1 A thought experiment

Suppose I handed you a book and asked you to tell me the 211^th word on the 83^rd page, then timed how long it took you to reply. Let’s call that time t_1.

Suppose I handed you another copy of the same book and asked you to tell me the 211^th word on the 83^rd page, then timed how long it took you to reply. Let’s call that time t_2.

We might reasonably assume that t_2 would be dramatically smaller that t_1. In fact, I’d expect t_2 to not even include the time needed to open the book. t_1 is an estimate of the time needed to find a particular word in a book; t_2 is an estimate of the time needed to recognize that the new book is the same as the old and repeat what you just said.

Now suppose that in-between the first and second request for the 211^th word on the 83^rd page of this book I gave you a hundred other books, pages, and words to tell me. There’s still some chance that you’d remember the first word when the same book, page, and word appeared a second time, but more likely you’d need to look it up again, though perhaps once you got to the page you’d remember where on the page the word was located.

Caching is a computer hardware (and sometimes also software) technique for mimicking this faster-because-we-just-did-this-and-still-remember optimization. Simple single-level caching either remembers a result or does not, but multi-level caching can also have that partially-remembered characteristic that lets a forgotten detail be recovered with only partial work.

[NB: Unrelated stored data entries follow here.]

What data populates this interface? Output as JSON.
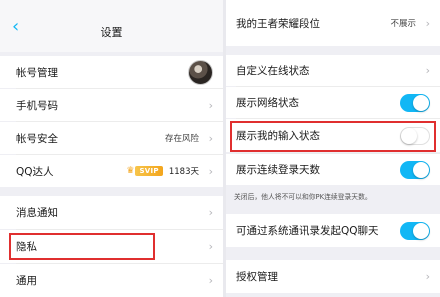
{
  "left": {
    "header": {
      "title": "设置"
    },
    "rows": {
      "account": {
        "label": "帐号管理"
      },
      "phone": {
        "label": "手机号码"
      },
      "security": {
        "label": "帐号安全",
        "value": "存在风险"
      },
      "qq_talent": {
        "label": "QQ达人",
        "badge": "SVIP",
        "value": "1183天"
      },
      "notifications": {
        "label": "消息通知"
      },
      "privacy": {
        "label": "隐私"
      },
      "general": {
        "label": "通用"
      }
    }
  },
  "right": {
    "rows": {
      "rank": {
        "label": "我的王者荣耀段位",
        "value": "不展示"
      },
      "custom_status": {
        "label": "自定义在线状态"
      },
      "network_status": {
        "label": "展示网络状态",
        "on": true
      },
      "typing_status": {
        "label": "展示我的输入状态",
        "on": false
      },
      "login_days": {
        "label": "展示连续登录天数",
        "on": true
      },
      "contacts_chat": {
        "label": "可通过系统通讯录发起QQ聊天",
        "on": true
      },
      "auth_mgmt": {
        "label": "授权管理"
      }
    },
    "hint": "关闭后，他人将不可以和你PK连续登录天数。"
  },
  "colors": {
    "accent": "#12b7f5",
    "highlight": "#e02f2f"
  },
  "icons": {
    "back": "chevron-left-icon",
    "row_arrow": "chevron-right-icon"
  }
}
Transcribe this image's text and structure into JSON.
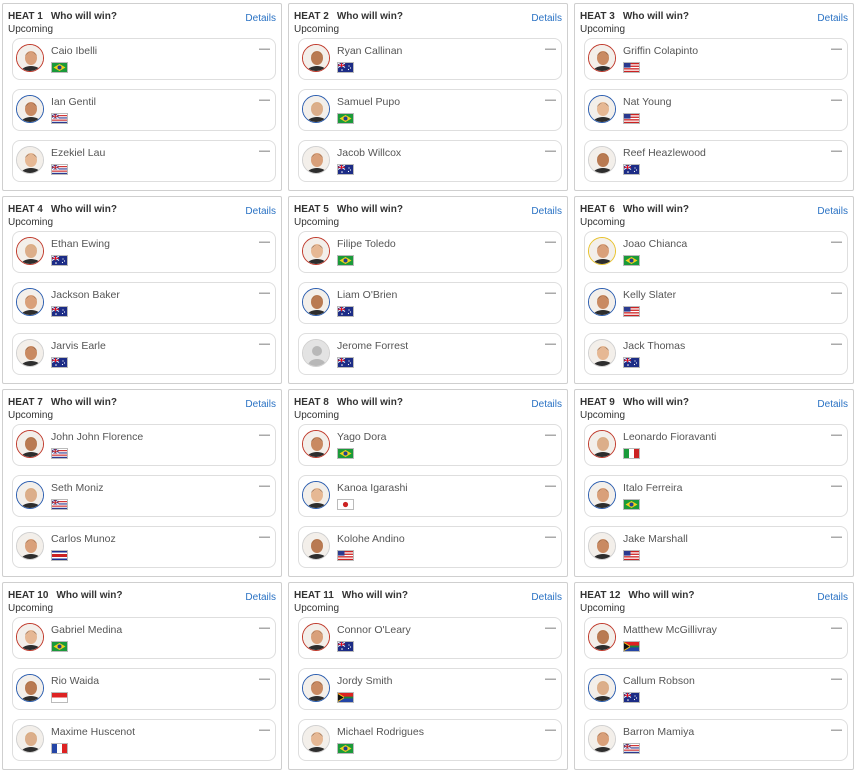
{
  "heats": [
    {
      "label": "HEAT 1",
      "question": "Who will win?",
      "status": "Upcoming",
      "details": "Details",
      "surfers": [
        {
          "name": "Caio Ibelli",
          "flag": "BR",
          "result": "—",
          "ring": "red",
          "icon": "surfer-avatar-icon"
        },
        {
          "name": "Ian Gentil",
          "flag": "HAW",
          "result": "—",
          "ring": "blue",
          "icon": "surfer-avatar-icon"
        },
        {
          "name": "Ezekiel Lau",
          "flag": "HAW",
          "result": "—",
          "ring": "none",
          "icon": "surfer-avatar-icon"
        }
      ]
    },
    {
      "label": "HEAT 2",
      "question": "Who will win?",
      "status": "Upcoming",
      "details": "Details",
      "surfers": [
        {
          "name": "Ryan Callinan",
          "flag": "AU",
          "result": "—",
          "ring": "red",
          "icon": "surfer-avatar-icon"
        },
        {
          "name": "Samuel Pupo",
          "flag": "BR",
          "result": "—",
          "ring": "blue",
          "icon": "surfer-avatar-icon"
        },
        {
          "name": "Jacob Willcox",
          "flag": "AU",
          "result": "—",
          "ring": "none",
          "icon": "surfer-avatar-icon"
        }
      ]
    },
    {
      "label": "HEAT 3",
      "question": "Who will win?",
      "status": "Upcoming",
      "details": "Details",
      "surfers": [
        {
          "name": "Griffin Colapinto",
          "flag": "US",
          "result": "—",
          "ring": "red",
          "icon": "surfer-avatar-icon"
        },
        {
          "name": "Nat Young",
          "flag": "US",
          "result": "—",
          "ring": "blue",
          "icon": "surfer-avatar-icon"
        },
        {
          "name": "Reef Heazlewood",
          "flag": "AU",
          "result": "—",
          "ring": "none",
          "icon": "surfer-avatar-icon"
        }
      ]
    },
    {
      "label": "HEAT 4",
      "question": "Who will win?",
      "status": "Upcoming",
      "details": "Details",
      "surfers": [
        {
          "name": "Ethan Ewing",
          "flag": "AU",
          "result": "—",
          "ring": "red",
          "icon": "surfer-avatar-icon"
        },
        {
          "name": "Jackson Baker",
          "flag": "AU",
          "result": "—",
          "ring": "blue",
          "icon": "surfer-avatar-icon"
        },
        {
          "name": "Jarvis Earle",
          "flag": "AU",
          "result": "—",
          "ring": "none",
          "icon": "surfer-avatar-icon"
        }
      ]
    },
    {
      "label": "HEAT 5",
      "question": "Who will win?",
      "status": "Upcoming",
      "details": "Details",
      "surfers": [
        {
          "name": "Filipe Toledo",
          "flag": "BR",
          "result": "—",
          "ring": "red",
          "icon": "surfer-avatar-icon"
        },
        {
          "name": "Liam O'Brien",
          "flag": "AU",
          "result": "—",
          "ring": "blue",
          "icon": "surfer-avatar-icon"
        },
        {
          "name": "Jerome Forrest",
          "flag": "AU",
          "result": "—",
          "ring": "none",
          "icon": "placeholder-avatar-icon"
        }
      ]
    },
    {
      "label": "HEAT 6",
      "question": "Who will win?",
      "status": "Upcoming",
      "details": "Details",
      "surfers": [
        {
          "name": "Joao Chianca",
          "flag": "BR",
          "result": "—",
          "ring": "yellow",
          "icon": "surfer-avatar-icon"
        },
        {
          "name": "Kelly Slater",
          "flag": "US",
          "result": "—",
          "ring": "blue",
          "icon": "surfer-avatar-icon"
        },
        {
          "name": "Jack Thomas",
          "flag": "AU",
          "result": "—",
          "ring": "none",
          "icon": "surfer-avatar-icon"
        }
      ]
    },
    {
      "label": "HEAT 7",
      "question": "Who will win?",
      "status": "Upcoming",
      "details": "Details",
      "surfers": [
        {
          "name": "John John Florence",
          "flag": "HAW",
          "result": "—",
          "ring": "red",
          "icon": "surfer-avatar-icon"
        },
        {
          "name": "Seth Moniz",
          "flag": "HAW",
          "result": "—",
          "ring": "blue",
          "icon": "surfer-avatar-icon"
        },
        {
          "name": "Carlos Munoz",
          "flag": "CR",
          "result": "—",
          "ring": "none",
          "icon": "surfer-avatar-icon"
        }
      ]
    },
    {
      "label": "HEAT 8",
      "question": "Who will win?",
      "status": "Upcoming",
      "details": "Details",
      "surfers": [
        {
          "name": "Yago Dora",
          "flag": "BR",
          "result": "—",
          "ring": "red",
          "icon": "surfer-avatar-icon"
        },
        {
          "name": "Kanoa Igarashi",
          "flag": "JP",
          "result": "—",
          "ring": "blue",
          "icon": "surfer-avatar-icon"
        },
        {
          "name": "Kolohe Andino",
          "flag": "US",
          "result": "—",
          "ring": "none",
          "icon": "surfer-avatar-icon"
        }
      ]
    },
    {
      "label": "HEAT 9",
      "question": "Who will win?",
      "status": "Upcoming",
      "details": "Details",
      "surfers": [
        {
          "name": "Leonardo Fioravanti",
          "flag": "IT",
          "result": "—",
          "ring": "red",
          "icon": "surfer-avatar-icon"
        },
        {
          "name": "Italo Ferreira",
          "flag": "BR",
          "result": "—",
          "ring": "blue",
          "icon": "surfer-avatar-icon"
        },
        {
          "name": "Jake Marshall",
          "flag": "US",
          "result": "—",
          "ring": "none",
          "icon": "surfer-avatar-icon"
        }
      ]
    },
    {
      "label": "HEAT 10",
      "question": "Who will win?",
      "status": "Upcoming",
      "details": "Details",
      "surfers": [
        {
          "name": "Gabriel Medina",
          "flag": "BR",
          "result": "—",
          "ring": "red",
          "icon": "surfer-avatar-icon"
        },
        {
          "name": "Rio Waida",
          "flag": "ID",
          "result": "—",
          "ring": "blue",
          "icon": "surfer-avatar-icon"
        },
        {
          "name": "Maxime Huscenot",
          "flag": "FR",
          "result": "—",
          "ring": "none",
          "icon": "surfer-avatar-icon"
        }
      ]
    },
    {
      "label": "HEAT 11",
      "question": "Who will win?",
      "status": "Upcoming",
      "details": "Details",
      "surfers": [
        {
          "name": "Connor O'Leary",
          "flag": "AU",
          "result": "—",
          "ring": "red",
          "icon": "surfer-avatar-icon"
        },
        {
          "name": "Jordy Smith",
          "flag": "ZA",
          "result": "—",
          "ring": "blue",
          "icon": "surfer-avatar-icon"
        },
        {
          "name": "Michael Rodrigues",
          "flag": "BR",
          "result": "—",
          "ring": "none",
          "icon": "surfer-avatar-icon"
        }
      ]
    },
    {
      "label": "HEAT 12",
      "question": "Who will win?",
      "status": "Upcoming",
      "details": "Details",
      "surfers": [
        {
          "name": "Matthew McGillivray",
          "flag": "ZA",
          "result": "—",
          "ring": "red",
          "icon": "surfer-avatar-icon"
        },
        {
          "name": "Callum Robson",
          "flag": "AU",
          "result": "—",
          "ring": "blue",
          "icon": "surfer-avatar-icon"
        },
        {
          "name": "Barron Mamiya",
          "flag": "HAW",
          "result": "—",
          "ring": "none",
          "icon": "surfer-avatar-icon"
        }
      ]
    }
  ],
  "colors": {
    "link": "#2a72c4",
    "ring_red": "#c0392b",
    "ring_blue": "#2a5db0",
    "ring_yellow": "#e8c22a",
    "border": "#cfcfcf"
  }
}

Note that in this example, it is important to store more than just the word that is read; you also have to remember the address (book, page, and word) at which it was found. In caching terminology, that where we found it data is known as the tag; the thing being remembered is the block; and the tag + block pair is known as the cache line.

2 Locality

Locality is a pseudo-technical term in computing with two subtypes:

Spatial locality

Refers to two related ideas:

having only a small difference in numerical address
programs where most addresses accessed are spatially local to the address accessed before them.

Temporal locality

Refers to the accesses to a single address being clustered in the same portion of the overall runtime of the program.

Most programs, even if not specifically designed to do so, exhibit both spatial and temporal locality. Caches are designed to increase memory access speeds when either form of locality is present.

2.1 Cache line

When caching memory, it is typical to remember not just the exact memory accesses but also the memory nearby, on the assumption (based on spatial locality) that if one address is accessed, nearby addresses will soon be accessed as well.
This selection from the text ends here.